As a mom, you are constantly wondering when your little one would hit their next milestone or if you are doing something the correct way. To be honest, there isn’t one correct way to do things as a parent. As I tell parents that I work with, each little one is different. This goes with sleep but also just about everything else. Comparison is a thief of moments and memories. You will spend more time focused on comparing than soaking in the moments with your little one.
The mama mental load – What does this even mean?

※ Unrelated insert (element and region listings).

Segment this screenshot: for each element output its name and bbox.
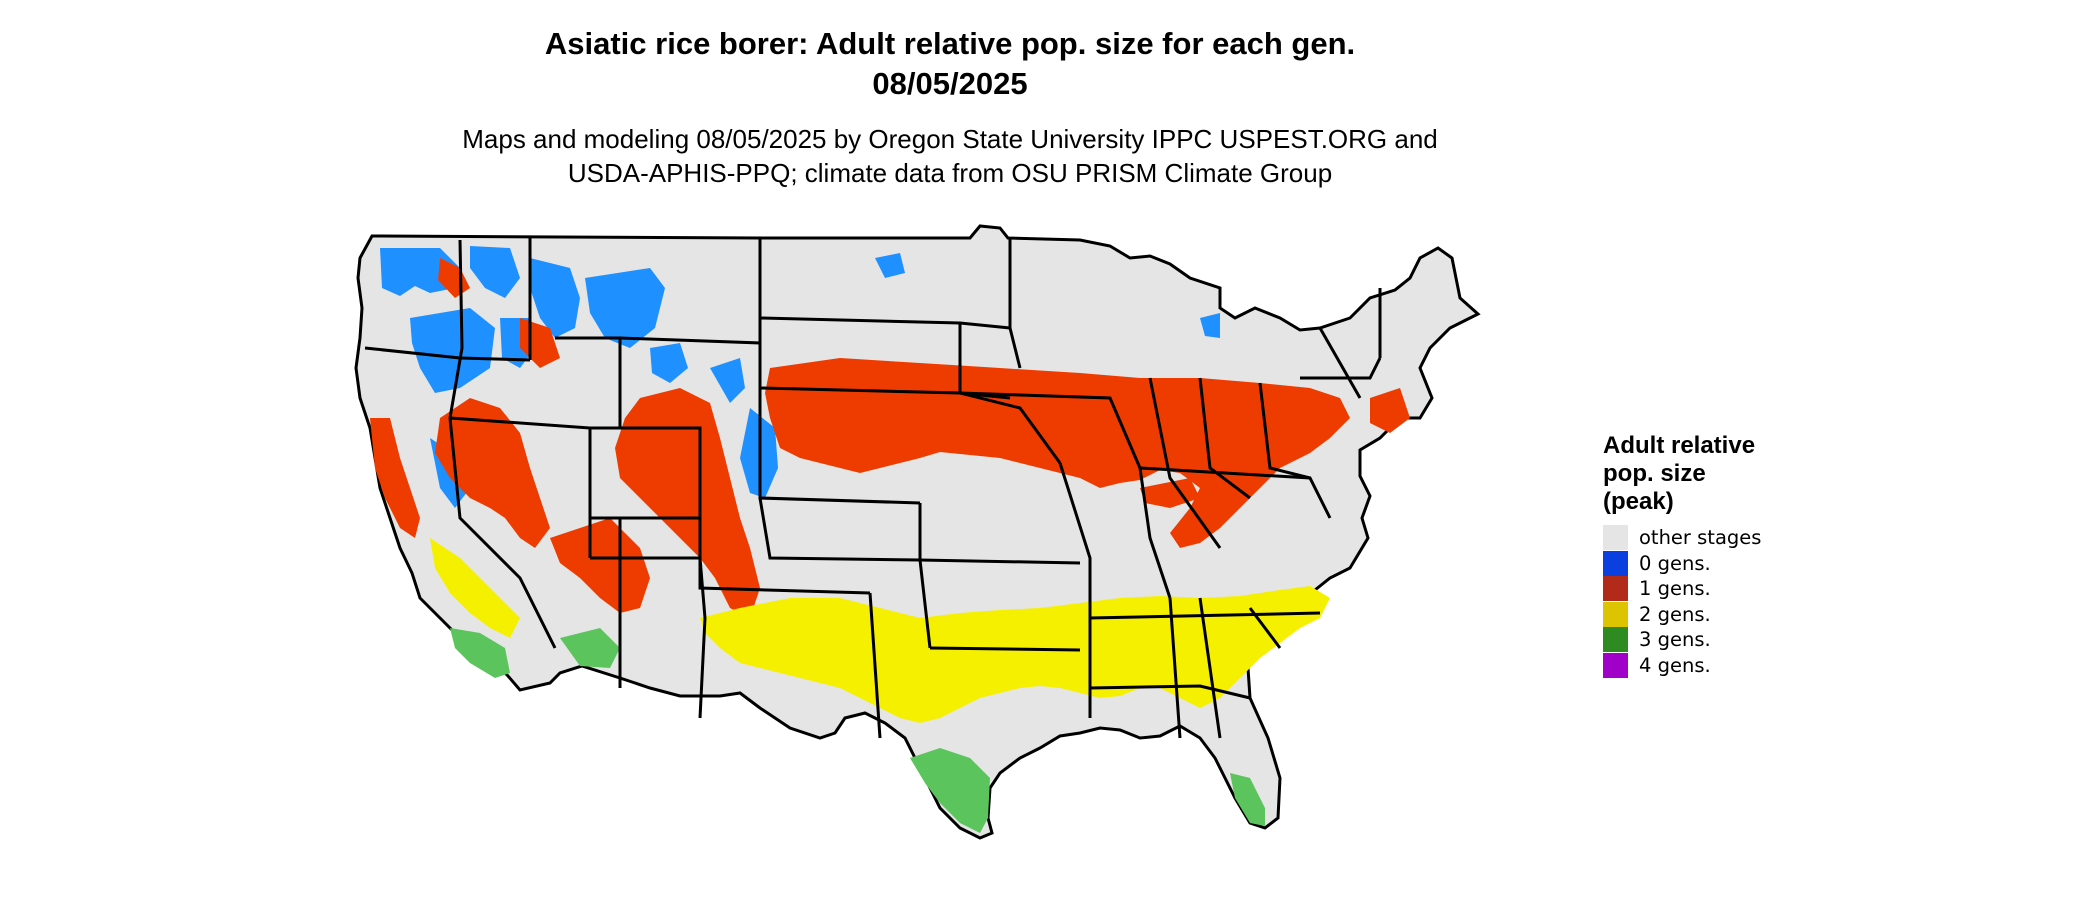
legend-title: Adult relative pop. size (peak): [1603, 432, 1823, 516]
legend-swatch: [1603, 525, 1628, 550]
legend-item-2-gens: 2 gens.: [1603, 600, 1823, 627]
legend-title-line1: Adult relative: [1603, 432, 1756, 459]
legend-label: 2 gens.: [1639, 602, 1711, 626]
legend-item-4-gens: 4 gens.: [1603, 651, 1823, 678]
three-gen-area: [450, 628, 1265, 833]
legend-item-other-stages: other stages: [1603, 523, 1823, 550]
legend-swatch: [1603, 576, 1628, 601]
legend-label: 3 gens.: [1639, 628, 1711, 651]
legend-swatch: [1603, 601, 1628, 627]
legend-label: 0 gens.: [1639, 551, 1711, 575]
legend-swatch: [1603, 550, 1628, 576]
legend-item-0-gens: 0 gens.: [1603, 549, 1823, 576]
legend-label: other stages: [1639, 526, 1762, 549]
map-title: Asiatic rice borer: Adult relative pop. …: [544, 26, 1356, 61]
legend-title-line3: (peak): [1603, 488, 1674, 515]
zero-gen-area: [380, 246, 1220, 508]
us-map: [354, 224, 1481, 840]
legend-item-1-gens: 1 gens.: [1603, 574, 1823, 601]
state-borders: [364, 238, 1382, 739]
legend-item-3-gens: 3 gens.: [1603, 625, 1823, 652]
map-date: 08/05/2025: [872, 66, 1028, 101]
legend-swatch: [1603, 627, 1628, 652]
legend-title-line2: pop. size: [1603, 460, 1706, 487]
legend: Adult relative pop. size (peak) other st…: [1603, 432, 1823, 678]
legend-swatch: [1603, 652, 1628, 678]
map-subtitle-line2: USDA-APHIS-PPQ; climate data from OSU PR…: [567, 158, 1333, 188]
legend-label: 1 gens.: [1639, 577, 1711, 600]
legend-label: 4 gens.: [1639, 653, 1711, 677]
map-subtitle-line1: Maps and modeling 08/05/2025 by Oregon S…: [462, 124, 1438, 154]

I refer to the mama mental load frequently. This is everything we are carrying that cannot be seen but oh mama, we can feel it! It is the expectations that not only we but society sets for us. It steals time, especially moments. Takes the mom guilt from a 2 to an 11. And makes us just feel so darn defeated. My Sleep Support Program not only focuses on your little ones sleep but also the unloading of the mama mental load so that you can be your best self!
“You are a f*cking awesome mom”.
I am a huge fan of Leslie Anne Bruce and her book “You are a f*cking awesome mom”. If you know, you know…but if you don’t then you need to put this book in your Amazon cart right now. I’ll wait…
In Chapter 13, Leslie states the following “We just all need to take a deep breath and remind ourselves that there are a hundred different ways to raise amazing kids, and just because someone is doing it differently from how we do it doesn’t mean that they’re doing it wrong. Most importantly, don’t let someone else have that power over you. Are they in your home? Did they carry your baby and bring him or her into the world? No, you did. You’re a motherfucking badass mom. You need to trust your mama instincts…”.
And I am 100% here for that!
Oh, and mama, you are doing awesome! Dada, you do too!